Three food related items for your late lunchtime consideration:

  • Preserving a Dress. A Burbank taxidermist has the job of preserving Lady Gaga’s meat dress. Actually, this was quite an interesting article. Luckily, the dress was frozen after it was worn (so no maggots, but it still smelled). It took more than a month to clean and preserve the meat, including treating it with bleach, formaldehyde and detergent to remove bacteria. Once it was preserved, it was reconditioned to be semi-pliable, glued the meat slabs to a mannequin outfitted with a pattern cut to resemble the original dress and then dyed it a dark red to resemble its color when Lady Gaga wore it. Here’s the real interesting part: where the meat came from! Fernandez, the designer, said he purchased about 40 pounds of beef for the dress from Palermo Deli in Granada Hills, where his Sylmar parents are longtime customers. He ended up using about 35 pounds of the meat for the dress and its accompanying hat, shoes and purse. Daniel Vega, co-owner of Palermo Deli, said he selected cuts of beef that would hold together and would not be dripping blood, after Fernandez explained what he intended to do with it. The beef was priced at about $3.99 a pound.
  • Bad News for Bacon. According to Planet Money, pork belly futures are no longer being traded. Pork bellies, otherwise known as bacon, were at one time the most popular product on the trading floor in Chicago. The futures market was created when traders realized they could buy up shares of frozen pork bellies in Chicago warehouses and sell them off when demand for bacon rose. March was always a good time for pork bellies, because of Easter brunch. The really big season for bellies, though, was late summer — tomato season. But today? The industry standard is more of a fresh belly, they don’t want a frozen belly. Further, the demand for bacon is no longer changes with the season. Bacon is good anytime!

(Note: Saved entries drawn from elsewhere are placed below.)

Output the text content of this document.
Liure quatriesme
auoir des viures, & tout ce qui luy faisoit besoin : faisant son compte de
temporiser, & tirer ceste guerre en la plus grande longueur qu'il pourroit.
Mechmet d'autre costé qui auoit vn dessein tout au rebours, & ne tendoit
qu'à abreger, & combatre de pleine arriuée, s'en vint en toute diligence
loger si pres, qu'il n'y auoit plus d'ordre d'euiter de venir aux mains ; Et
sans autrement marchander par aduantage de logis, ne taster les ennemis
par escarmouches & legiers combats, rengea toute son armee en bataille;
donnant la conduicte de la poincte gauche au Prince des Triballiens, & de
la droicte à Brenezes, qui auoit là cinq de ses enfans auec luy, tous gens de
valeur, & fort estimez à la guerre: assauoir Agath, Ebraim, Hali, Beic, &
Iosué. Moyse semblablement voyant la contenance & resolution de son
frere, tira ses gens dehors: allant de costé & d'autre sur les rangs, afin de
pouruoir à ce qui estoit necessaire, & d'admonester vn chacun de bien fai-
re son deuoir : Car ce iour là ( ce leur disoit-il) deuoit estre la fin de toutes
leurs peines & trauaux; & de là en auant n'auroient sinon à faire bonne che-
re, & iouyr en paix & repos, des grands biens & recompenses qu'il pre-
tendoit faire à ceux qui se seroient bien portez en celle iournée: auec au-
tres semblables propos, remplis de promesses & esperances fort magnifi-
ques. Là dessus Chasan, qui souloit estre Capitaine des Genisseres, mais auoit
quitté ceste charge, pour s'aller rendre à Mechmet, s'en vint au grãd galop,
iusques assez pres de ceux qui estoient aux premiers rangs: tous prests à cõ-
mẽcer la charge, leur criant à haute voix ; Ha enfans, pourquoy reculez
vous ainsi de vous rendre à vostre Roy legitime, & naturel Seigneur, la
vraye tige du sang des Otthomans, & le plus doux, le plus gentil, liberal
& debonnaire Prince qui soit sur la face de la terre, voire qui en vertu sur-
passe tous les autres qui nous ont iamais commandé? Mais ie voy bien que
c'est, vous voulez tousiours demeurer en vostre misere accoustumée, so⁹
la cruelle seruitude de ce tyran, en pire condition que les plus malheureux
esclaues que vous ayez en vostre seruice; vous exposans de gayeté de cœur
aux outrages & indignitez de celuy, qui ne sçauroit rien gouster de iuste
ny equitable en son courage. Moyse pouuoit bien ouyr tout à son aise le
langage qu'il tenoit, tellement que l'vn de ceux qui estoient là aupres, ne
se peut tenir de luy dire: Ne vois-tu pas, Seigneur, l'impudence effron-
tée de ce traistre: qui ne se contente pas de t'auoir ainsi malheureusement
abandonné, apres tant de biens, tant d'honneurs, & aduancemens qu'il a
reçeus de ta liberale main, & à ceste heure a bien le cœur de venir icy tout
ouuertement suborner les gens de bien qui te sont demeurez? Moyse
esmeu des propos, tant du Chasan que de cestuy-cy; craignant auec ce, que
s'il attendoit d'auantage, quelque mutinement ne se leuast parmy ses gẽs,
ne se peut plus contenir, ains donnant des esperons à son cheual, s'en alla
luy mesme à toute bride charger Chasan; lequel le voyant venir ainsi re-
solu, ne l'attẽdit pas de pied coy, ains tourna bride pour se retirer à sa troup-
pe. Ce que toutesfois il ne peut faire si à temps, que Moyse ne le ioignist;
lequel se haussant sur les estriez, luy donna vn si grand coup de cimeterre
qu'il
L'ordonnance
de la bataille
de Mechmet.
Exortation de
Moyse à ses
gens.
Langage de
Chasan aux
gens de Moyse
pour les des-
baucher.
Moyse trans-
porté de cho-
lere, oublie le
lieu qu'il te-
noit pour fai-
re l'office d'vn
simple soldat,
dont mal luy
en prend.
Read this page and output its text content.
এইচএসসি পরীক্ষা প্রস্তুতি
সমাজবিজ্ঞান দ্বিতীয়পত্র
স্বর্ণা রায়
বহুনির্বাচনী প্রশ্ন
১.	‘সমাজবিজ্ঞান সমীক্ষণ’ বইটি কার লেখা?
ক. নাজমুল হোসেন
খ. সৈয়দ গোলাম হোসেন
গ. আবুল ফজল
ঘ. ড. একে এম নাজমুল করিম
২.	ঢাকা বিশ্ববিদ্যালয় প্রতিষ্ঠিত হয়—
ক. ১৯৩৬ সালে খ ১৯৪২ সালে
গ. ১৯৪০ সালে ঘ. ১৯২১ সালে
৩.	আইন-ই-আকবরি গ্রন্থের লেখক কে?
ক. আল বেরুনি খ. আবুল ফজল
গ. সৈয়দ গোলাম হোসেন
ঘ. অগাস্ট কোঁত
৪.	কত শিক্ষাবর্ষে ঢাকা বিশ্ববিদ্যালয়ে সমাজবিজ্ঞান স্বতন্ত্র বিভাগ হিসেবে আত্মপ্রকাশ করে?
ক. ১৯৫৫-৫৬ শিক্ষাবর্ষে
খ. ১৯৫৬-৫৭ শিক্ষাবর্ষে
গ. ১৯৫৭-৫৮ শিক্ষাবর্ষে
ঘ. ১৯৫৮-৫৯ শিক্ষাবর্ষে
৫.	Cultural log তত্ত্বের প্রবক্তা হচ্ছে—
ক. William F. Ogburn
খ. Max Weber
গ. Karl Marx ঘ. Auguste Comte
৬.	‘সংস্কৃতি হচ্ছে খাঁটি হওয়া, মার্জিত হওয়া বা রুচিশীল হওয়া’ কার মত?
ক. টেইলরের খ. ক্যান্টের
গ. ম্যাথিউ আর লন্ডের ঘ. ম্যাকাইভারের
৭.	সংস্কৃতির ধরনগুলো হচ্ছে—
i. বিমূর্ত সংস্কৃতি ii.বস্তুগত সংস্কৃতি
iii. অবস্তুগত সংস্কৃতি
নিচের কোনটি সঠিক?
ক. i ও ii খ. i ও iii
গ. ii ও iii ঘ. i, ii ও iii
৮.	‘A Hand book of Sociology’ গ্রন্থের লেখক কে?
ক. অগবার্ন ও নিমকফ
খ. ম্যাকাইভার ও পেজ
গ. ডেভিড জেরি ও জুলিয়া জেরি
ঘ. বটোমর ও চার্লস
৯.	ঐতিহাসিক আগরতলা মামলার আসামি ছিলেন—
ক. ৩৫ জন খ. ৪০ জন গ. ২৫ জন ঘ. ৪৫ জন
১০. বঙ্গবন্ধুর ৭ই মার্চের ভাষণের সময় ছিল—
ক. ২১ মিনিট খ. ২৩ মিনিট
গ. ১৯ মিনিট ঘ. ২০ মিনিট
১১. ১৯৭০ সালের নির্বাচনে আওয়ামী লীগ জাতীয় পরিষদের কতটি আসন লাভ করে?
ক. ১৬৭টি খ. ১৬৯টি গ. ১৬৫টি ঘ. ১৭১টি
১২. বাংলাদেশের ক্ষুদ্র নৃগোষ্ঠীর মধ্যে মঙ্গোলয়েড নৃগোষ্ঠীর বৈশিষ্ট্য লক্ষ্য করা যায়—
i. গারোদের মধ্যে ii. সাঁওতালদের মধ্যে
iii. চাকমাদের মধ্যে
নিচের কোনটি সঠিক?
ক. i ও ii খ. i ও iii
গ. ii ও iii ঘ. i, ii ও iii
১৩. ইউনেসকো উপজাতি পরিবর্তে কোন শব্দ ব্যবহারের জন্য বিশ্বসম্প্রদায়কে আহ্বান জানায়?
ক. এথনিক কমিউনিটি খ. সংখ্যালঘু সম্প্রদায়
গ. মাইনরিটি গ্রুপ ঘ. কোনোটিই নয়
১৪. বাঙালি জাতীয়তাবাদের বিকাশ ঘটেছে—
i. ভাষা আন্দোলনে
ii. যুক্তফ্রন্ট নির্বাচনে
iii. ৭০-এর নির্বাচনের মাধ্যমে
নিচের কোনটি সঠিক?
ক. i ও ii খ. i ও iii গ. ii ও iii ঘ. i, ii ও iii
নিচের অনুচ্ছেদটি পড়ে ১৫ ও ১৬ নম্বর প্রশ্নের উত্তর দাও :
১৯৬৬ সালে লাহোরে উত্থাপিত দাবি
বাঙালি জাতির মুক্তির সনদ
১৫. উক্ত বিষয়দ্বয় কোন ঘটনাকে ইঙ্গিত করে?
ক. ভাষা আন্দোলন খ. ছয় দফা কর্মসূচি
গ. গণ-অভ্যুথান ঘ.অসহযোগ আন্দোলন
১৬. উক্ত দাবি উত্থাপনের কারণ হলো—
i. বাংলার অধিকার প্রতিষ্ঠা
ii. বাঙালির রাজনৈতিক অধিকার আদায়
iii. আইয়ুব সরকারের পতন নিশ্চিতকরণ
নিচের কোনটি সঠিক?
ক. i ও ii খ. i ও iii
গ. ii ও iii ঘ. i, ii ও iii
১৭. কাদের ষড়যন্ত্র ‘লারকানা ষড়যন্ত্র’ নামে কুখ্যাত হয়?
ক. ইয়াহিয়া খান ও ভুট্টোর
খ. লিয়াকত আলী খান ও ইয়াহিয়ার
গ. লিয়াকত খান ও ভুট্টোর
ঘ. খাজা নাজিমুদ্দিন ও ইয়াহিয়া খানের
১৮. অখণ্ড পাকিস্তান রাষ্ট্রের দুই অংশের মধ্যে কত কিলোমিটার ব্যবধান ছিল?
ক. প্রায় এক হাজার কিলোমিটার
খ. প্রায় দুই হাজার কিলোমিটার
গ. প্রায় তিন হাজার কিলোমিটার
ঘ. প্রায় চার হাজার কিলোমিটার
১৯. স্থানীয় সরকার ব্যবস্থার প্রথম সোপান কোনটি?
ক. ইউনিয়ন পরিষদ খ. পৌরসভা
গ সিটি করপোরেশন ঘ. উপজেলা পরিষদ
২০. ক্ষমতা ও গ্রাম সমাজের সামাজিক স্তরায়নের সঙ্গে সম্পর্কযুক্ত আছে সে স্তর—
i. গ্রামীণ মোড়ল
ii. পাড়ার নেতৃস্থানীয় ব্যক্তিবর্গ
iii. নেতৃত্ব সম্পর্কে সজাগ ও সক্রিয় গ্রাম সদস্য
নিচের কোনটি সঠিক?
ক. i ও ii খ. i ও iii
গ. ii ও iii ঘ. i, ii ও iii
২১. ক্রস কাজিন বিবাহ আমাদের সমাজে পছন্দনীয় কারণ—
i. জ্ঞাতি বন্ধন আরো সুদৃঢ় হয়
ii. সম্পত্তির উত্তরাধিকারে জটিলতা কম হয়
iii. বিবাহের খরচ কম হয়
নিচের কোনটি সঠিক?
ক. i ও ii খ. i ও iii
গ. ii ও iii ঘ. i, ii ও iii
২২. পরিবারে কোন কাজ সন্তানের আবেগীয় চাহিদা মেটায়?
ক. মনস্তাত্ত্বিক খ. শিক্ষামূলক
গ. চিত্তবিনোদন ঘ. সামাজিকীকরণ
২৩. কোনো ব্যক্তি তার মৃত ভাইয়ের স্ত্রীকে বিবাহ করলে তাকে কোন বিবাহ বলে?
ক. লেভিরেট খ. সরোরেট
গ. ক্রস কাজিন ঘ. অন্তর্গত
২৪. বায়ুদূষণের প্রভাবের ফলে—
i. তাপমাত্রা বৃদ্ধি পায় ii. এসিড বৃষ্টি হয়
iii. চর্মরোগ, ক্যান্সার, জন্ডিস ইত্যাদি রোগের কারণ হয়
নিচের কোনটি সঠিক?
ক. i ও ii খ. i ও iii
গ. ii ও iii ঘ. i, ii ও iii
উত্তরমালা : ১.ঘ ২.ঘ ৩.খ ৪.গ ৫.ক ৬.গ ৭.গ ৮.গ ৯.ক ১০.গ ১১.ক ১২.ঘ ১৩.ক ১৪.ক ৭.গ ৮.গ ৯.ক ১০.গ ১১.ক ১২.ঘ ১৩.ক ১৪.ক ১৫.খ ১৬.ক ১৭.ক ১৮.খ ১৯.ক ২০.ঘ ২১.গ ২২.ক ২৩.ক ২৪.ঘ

  • You Fried What? The obligatory country fair article on fried food, this time from the Orange County Fair. This year’s fair brings… fried butter, battered and fried bacon; bacon dipped in chocolate, then battered and fried; fried bacon sandwiches; fried grilled cheese; fried quesadilla strips; and something called the coronary combo that included the fried butter and chocolate covered bacon. Don’t like that? How about brownies, Oreos, Klondike ice cream bars and avocados — all battered and deep-fried. There are even fried Kool-Aid balls.